China’s challenges economics go well beyond the conflict. China is facing increasing threats in four areas that are interconnected but not necessarily in the same way: home, health, debt and on a fractured globe.

Real estate

China’s leaders should ask themselves if their support of a weakening, unpredictable Russia is more valuable to China than an interconnected world where all its competitors adhere to the same rules and norms.

An economic downturn in real estate is bad news for all of the country. Most recessions are caused by equity and housing busts according to economists. We know that debt can have a negative impact on home price declines. When home prices start to fall, then we see the effects of the first. When house prices decline, homeowners who are underwater stop spending.

China is not at that dangerous juncture yet.However, the indicators are not encouraging. To assume that China can control the prices of all citizens indefinitely or that China will not experience normal economic booms and busts would be unrealistic. We can only hope that they will manage housing more effectively than the West in 2007-2008.

‘Zero-Covid’

China’s property markets are shaking and the economic effects of the pandemic strategy are making matters worse.

China’s zero Covid strategy, which is the harshest public and medical response to pandemics anywhere in the world, has been running into problems. China’s rigid stance toward prevention paid huge dividends — the country continued to operate largely free of the virus in 2020 and 2021.

These measures are likely to be more expensive today, however, because the virus is rapidly spreading and mutating. An uptick in cases in Shanghai to about 20,000 a day last weekIt was shut down by citizens, which prompted anger among residents and forced 26 million to be quarantined. China’s biggest port and contributing 4 percent to China’s GDP, Shanghai is Shanghai.

China is witnessing lockdowns in many cities. It will be obvious in months to come how the hard-to sustain Covid policy is affecting economic performance. Already, economists have begun to reduce growth projections for China.

All outsiders may also feel any decrease in demand from China. It’s unclear whether the central government is willing or able to pivot from zero tolerance to a new approach — even though such a shift appears increasingly necessary to outsiders.

External loans that are risky

China is facing three problems: China’s debt defaults and non-performing loans from its biggest banks and state lender, as well as collateral damage to geopolitical and diplomatic interests, if it seizes assets of nations in return for sometimes unfeasible loan terms.

China’s 2022 leadership will realize that not all lending can be considered smart policy.
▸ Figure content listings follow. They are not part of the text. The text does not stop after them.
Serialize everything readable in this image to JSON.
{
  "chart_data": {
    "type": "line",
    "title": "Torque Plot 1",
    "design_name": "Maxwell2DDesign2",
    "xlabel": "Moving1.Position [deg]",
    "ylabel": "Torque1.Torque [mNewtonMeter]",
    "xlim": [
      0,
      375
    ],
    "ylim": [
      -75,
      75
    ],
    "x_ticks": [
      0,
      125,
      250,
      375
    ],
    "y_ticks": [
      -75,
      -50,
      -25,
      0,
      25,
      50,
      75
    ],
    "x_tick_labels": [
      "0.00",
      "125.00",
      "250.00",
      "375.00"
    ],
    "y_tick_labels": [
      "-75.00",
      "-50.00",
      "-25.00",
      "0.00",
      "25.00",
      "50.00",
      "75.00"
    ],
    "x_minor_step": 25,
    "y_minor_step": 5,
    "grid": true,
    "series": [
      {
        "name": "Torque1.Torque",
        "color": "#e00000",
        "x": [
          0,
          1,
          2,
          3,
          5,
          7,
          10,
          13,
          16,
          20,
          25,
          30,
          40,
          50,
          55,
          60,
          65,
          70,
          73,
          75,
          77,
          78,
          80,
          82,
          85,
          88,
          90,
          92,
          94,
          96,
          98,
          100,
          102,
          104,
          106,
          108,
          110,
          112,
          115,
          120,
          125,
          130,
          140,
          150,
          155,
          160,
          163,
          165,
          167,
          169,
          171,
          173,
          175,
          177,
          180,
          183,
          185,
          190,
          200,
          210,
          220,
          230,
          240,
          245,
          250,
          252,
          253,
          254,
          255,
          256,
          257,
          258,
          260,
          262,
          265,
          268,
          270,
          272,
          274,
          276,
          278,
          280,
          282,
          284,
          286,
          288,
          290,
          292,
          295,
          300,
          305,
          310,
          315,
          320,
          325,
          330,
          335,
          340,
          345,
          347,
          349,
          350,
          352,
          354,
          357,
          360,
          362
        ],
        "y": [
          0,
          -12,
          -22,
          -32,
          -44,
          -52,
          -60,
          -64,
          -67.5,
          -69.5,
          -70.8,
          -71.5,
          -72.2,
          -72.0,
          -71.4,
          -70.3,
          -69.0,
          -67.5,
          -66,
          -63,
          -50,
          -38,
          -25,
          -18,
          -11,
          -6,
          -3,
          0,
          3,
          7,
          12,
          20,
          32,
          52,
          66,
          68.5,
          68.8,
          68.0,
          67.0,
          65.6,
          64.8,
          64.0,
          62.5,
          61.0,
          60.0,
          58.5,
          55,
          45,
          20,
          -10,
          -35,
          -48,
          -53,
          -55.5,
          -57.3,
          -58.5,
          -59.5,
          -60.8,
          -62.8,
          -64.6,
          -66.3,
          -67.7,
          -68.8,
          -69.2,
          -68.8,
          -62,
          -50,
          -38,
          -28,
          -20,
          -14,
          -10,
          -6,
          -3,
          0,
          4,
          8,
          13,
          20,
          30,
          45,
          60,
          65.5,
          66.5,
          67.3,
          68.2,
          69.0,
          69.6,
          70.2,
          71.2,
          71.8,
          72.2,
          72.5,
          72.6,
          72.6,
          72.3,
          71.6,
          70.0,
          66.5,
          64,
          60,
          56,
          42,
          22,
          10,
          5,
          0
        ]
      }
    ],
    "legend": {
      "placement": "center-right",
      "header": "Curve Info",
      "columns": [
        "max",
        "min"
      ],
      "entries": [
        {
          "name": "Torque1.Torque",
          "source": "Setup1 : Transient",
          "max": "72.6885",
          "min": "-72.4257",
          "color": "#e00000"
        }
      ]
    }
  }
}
China does not need to borrow from other countries, nor do they want angry people.

Russia invades Ukraine

Globalization — the engine that powers China’s economic engine — risks stalling under the pressure of the pandemic and Russia’s war with Ukraine. The supply chain is stretched, broken or reconstituted using new links and routes.

China’s leaders need to ask themselves whether supporting a falling, weak and unpredictable Russia in their politics is better than supporting an interconnected global world that all countries agree on general rules and standards. This global structure is good for everyone.
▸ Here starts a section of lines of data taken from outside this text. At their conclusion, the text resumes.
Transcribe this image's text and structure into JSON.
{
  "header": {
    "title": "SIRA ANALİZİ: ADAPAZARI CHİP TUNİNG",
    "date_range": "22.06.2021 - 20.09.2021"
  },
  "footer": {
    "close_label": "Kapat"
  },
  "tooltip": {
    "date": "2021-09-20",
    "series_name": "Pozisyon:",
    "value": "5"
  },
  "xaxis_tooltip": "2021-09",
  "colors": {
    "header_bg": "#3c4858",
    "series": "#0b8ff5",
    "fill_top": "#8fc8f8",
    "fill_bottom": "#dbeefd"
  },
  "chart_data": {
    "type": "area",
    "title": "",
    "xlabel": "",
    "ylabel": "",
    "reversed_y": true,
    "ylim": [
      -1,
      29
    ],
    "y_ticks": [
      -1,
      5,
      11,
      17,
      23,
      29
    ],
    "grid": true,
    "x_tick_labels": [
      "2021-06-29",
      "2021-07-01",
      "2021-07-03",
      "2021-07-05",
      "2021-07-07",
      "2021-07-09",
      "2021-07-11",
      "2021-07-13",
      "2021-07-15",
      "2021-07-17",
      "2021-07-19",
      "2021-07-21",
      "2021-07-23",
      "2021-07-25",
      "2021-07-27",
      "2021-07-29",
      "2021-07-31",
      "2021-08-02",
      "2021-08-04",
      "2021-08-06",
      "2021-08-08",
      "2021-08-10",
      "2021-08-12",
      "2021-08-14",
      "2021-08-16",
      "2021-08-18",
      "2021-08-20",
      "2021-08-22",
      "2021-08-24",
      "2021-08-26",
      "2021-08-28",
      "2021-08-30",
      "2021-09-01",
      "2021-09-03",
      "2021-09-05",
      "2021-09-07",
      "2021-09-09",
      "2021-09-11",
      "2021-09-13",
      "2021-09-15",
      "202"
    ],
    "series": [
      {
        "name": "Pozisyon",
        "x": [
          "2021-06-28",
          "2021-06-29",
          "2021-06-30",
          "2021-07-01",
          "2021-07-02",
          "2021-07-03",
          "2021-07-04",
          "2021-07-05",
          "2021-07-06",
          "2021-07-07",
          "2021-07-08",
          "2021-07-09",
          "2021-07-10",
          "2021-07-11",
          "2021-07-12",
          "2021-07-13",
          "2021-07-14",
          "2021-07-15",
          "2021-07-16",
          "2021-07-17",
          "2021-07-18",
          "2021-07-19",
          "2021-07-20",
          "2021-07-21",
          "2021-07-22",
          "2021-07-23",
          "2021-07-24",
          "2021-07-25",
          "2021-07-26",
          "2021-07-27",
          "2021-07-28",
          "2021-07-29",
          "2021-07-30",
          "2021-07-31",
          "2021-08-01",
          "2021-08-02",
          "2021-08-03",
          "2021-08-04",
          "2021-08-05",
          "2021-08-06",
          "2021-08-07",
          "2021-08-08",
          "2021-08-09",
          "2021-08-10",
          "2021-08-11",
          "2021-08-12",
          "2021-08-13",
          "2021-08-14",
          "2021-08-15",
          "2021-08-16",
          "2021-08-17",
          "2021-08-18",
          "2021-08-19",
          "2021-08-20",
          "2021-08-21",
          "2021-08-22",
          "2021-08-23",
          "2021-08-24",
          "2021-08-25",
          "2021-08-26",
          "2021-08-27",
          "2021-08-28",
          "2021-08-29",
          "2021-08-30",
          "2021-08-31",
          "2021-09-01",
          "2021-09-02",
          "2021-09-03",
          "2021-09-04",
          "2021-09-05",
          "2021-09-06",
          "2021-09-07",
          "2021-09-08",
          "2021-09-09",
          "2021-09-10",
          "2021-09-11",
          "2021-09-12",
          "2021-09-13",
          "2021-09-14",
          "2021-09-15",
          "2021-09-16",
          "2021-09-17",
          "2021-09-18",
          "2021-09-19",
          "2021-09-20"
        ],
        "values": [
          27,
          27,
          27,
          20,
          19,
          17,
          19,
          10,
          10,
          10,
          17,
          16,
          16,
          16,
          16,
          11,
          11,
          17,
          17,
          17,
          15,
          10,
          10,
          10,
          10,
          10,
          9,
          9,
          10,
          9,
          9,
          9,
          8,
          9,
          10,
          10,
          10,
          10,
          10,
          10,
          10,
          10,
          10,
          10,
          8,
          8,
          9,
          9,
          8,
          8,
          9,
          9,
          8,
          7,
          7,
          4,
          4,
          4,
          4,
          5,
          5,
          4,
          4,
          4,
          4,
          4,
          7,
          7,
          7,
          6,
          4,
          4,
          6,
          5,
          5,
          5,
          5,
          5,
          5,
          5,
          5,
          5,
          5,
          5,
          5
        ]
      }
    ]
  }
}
The choice of Russia over globalization, in which the country is deeply embedded, is shortsighted and damaging. It could lead to secondary sanctions against Chinese companies, as has been warned by the U.S.

Russia might continue war. It may shrink, be weaker, and be fuelled by oil and natural gas. However, it will likely remain isolated from the majority of countries around the globe. China could also be paying a high price for continuing to support Russia, at the cost of engaging with its trading system that is vital for their economic growth.
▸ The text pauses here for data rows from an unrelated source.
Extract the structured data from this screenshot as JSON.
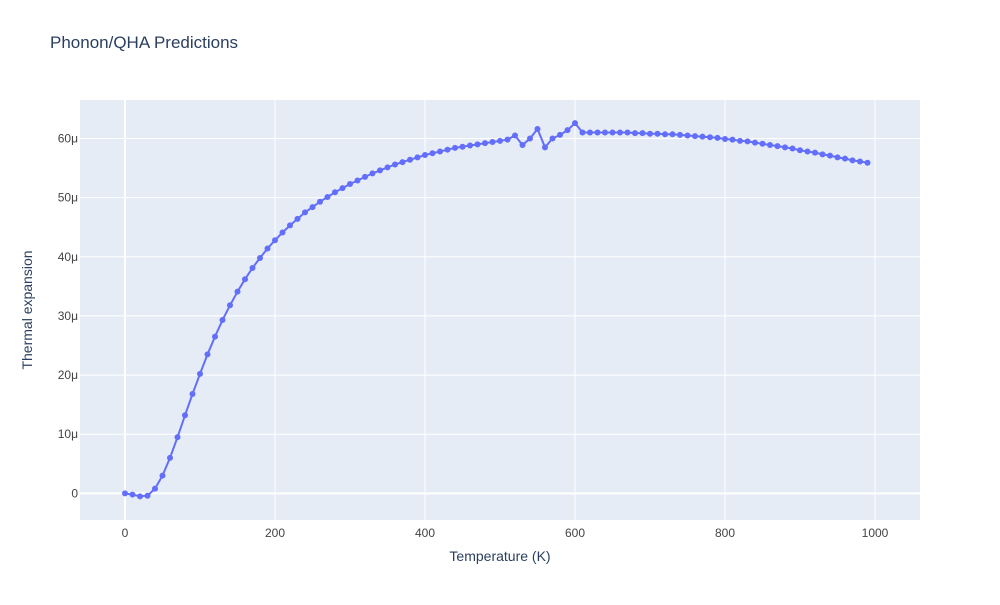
{
  "chart_data": {
    "type": "line",
    "title": "Phonon/QHA Predictions",
    "xlabel": "Temperature (K)",
    "ylabel": "Thermal expansion",
    "xlim": [
      -60,
      1060
    ],
    "ylim": [
      -4.5,
      66.5
    ],
    "x_ticks": [
      0,
      200,
      400,
      600,
      800,
      1000
    ],
    "x_tick_labels": [
      "0",
      "200",
      "400",
      "600",
      "800",
      "1000"
    ],
    "y_ticks": [
      0,
      10,
      20,
      30,
      40,
      50,
      60
    ],
    "y_tick_labels": [
      "0",
      "10μ",
      "20μ",
      "30μ",
      "40μ",
      "50μ",
      "60μ"
    ],
    "y_units": "μ (×1e-6)",
    "grid": true,
    "legend": "none",
    "colors": {
      "line": "#636efa",
      "plot_bg": "#e5ecf6",
      "grid": "#ffffff",
      "text": "#2a3f5f",
      "tick_text": "#444444"
    },
    "series": [
      {
        "x": [
          0,
          10,
          20,
          30,
          40,
          50,
          60,
          70,
          80,
          90,
          100,
          110,
          120,
          130,
          140,
          150,
          160,
          170,
          180,
          190,
          200,
          210,
          220,
          230,
          240,
          250,
          260,
          270,
          280,
          290,
          300,
          310,
          320,
          330,
          340,
          350,
          360,
          370,
          380,
          390,
          400,
          410,
          420,
          430,
          440,
          450,
          460,
          470,
          480,
          490,
          500,
          510,
          520,
          530,
          540,
          550,
          560,
          570,
          580,
          590,
          600,
          610,
          620,
          630,
          640,
          650,
          660,
          670,
          680,
          690,
          700,
          710,
          720,
          730,
          740,
          750,
          760,
          770,
          780,
          790,
          800,
          810,
          820,
          830,
          840,
          850,
          860,
          870,
          880,
          890,
          900,
          910,
          920,
          930,
          940,
          950,
          960,
          970,
          980,
          990
        ],
        "values": [
          0,
          -0.2,
          -0.5,
          -0.4,
          0.8,
          3.0,
          6.0,
          9.5,
          13.2,
          16.8,
          20.2,
          23.5,
          26.5,
          29.3,
          31.8,
          34.1,
          36.2,
          38.1,
          39.8,
          41.4,
          42.8,
          44.1,
          45.3,
          46.4,
          47.5,
          48.4,
          49.3,
          50.1,
          50.9,
          51.6,
          52.3,
          52.9,
          53.5,
          54.1,
          54.6,
          55.1,
          55.6,
          56.0,
          56.4,
          56.8,
          57.2,
          57.5,
          57.8,
          58.1,
          58.4,
          58.6,
          58.8,
          59.0,
          59.2,
          59.4,
          59.6,
          59.8,
          60.5,
          58.9,
          60.0,
          61.6,
          58.5,
          60.0,
          60.6,
          61.4,
          62.6,
          61.0,
          61.0,
          61.0,
          61.0,
          61.0,
          61.0,
          61.0,
          60.9,
          60.9,
          60.8,
          60.8,
          60.7,
          60.7,
          60.6,
          60.5,
          60.4,
          60.3,
          60.2,
          60.1,
          59.9,
          59.8,
          59.6,
          59.5,
          59.3,
          59.1,
          58.9,
          58.7,
          58.5,
          58.3,
          58.0,
          57.8,
          57.6,
          57.3,
          57.1,
          56.8,
          56.6,
          56.3,
          56.1,
          55.9
        ]
      }
    ]
  }
}
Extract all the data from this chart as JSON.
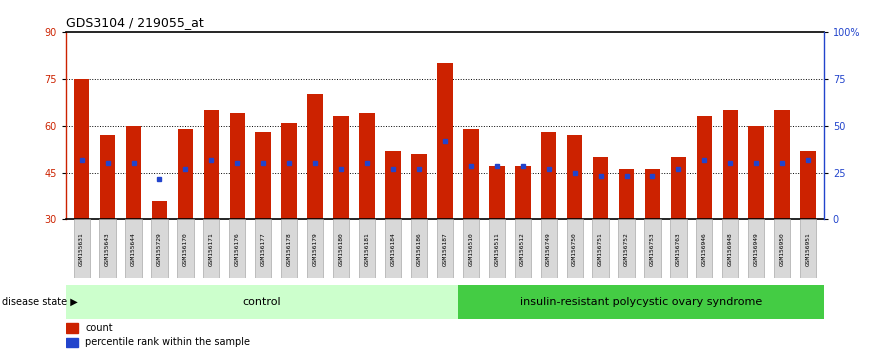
{
  "title": "GDS3104 / 219055_at",
  "samples": [
    "GSM155631",
    "GSM155643",
    "GSM155644",
    "GSM155729",
    "GSM156170",
    "GSM156171",
    "GSM156176",
    "GSM156177",
    "GSM156178",
    "GSM156179",
    "GSM156180",
    "GSM156181",
    "GSM156184",
    "GSM156186",
    "GSM156187",
    "GSM156510",
    "GSM156511",
    "GSM156512",
    "GSM156749",
    "GSM156750",
    "GSM156751",
    "GSM156752",
    "GSM156753",
    "GSM156763",
    "GSM156946",
    "GSM156948",
    "GSM156949",
    "GSM156950",
    "GSM156951"
  ],
  "bar_heights": [
    75,
    57,
    60,
    36,
    59,
    65,
    64,
    58,
    61,
    70,
    63,
    64,
    52,
    51,
    80,
    59,
    47,
    47,
    58,
    57,
    50,
    46,
    46,
    50,
    63,
    65,
    60,
    65,
    52
  ],
  "blue_dot_y": [
    49,
    48,
    48,
    43,
    46,
    49,
    48,
    48,
    48,
    48,
    46,
    48,
    46,
    46,
    55,
    47,
    47,
    47,
    46,
    45,
    44,
    44,
    44,
    46,
    49,
    48,
    48,
    48,
    49
  ],
  "control_count": 15,
  "disease_count": 14,
  "bar_color": "#cc2200",
  "blue_color": "#2244cc",
  "control_label": "control",
  "disease_label": "insulin-resistant polycystic ovary syndrome",
  "control_bg": "#ccffcc",
  "disease_bg": "#44cc44",
  "ymin": 30,
  "ymax": 90,
  "yticks_left": [
    30,
    45,
    60,
    75,
    90
  ],
  "yticks_right_vals": [
    0,
    25,
    50,
    75,
    100
  ],
  "yticks_right_labels": [
    "0",
    "25",
    "50",
    "75",
    "100%"
  ],
  "left_axis_color": "#cc2200",
  "right_axis_color": "#2244cc",
  "legend_count_label": "count",
  "legend_pct_label": "percentile rank within the sample",
  "disease_state_label": "disease state"
}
All these difficult issues suggest that the Chinese government’s forecast of a 5.5 percent annual growth rate for 2022 may be too optimistic. Indeed, it now seems more likely than not that China will grow at below 5 percent in 2022 – a rate not seen since the crisis of 1989 in Tiananmen Square.

This economic outcome is bad for China and for all of humanity, even though we often distrust each other.

Let us hope the right choices are made — choices that are globally framed rather than narrowly constructed.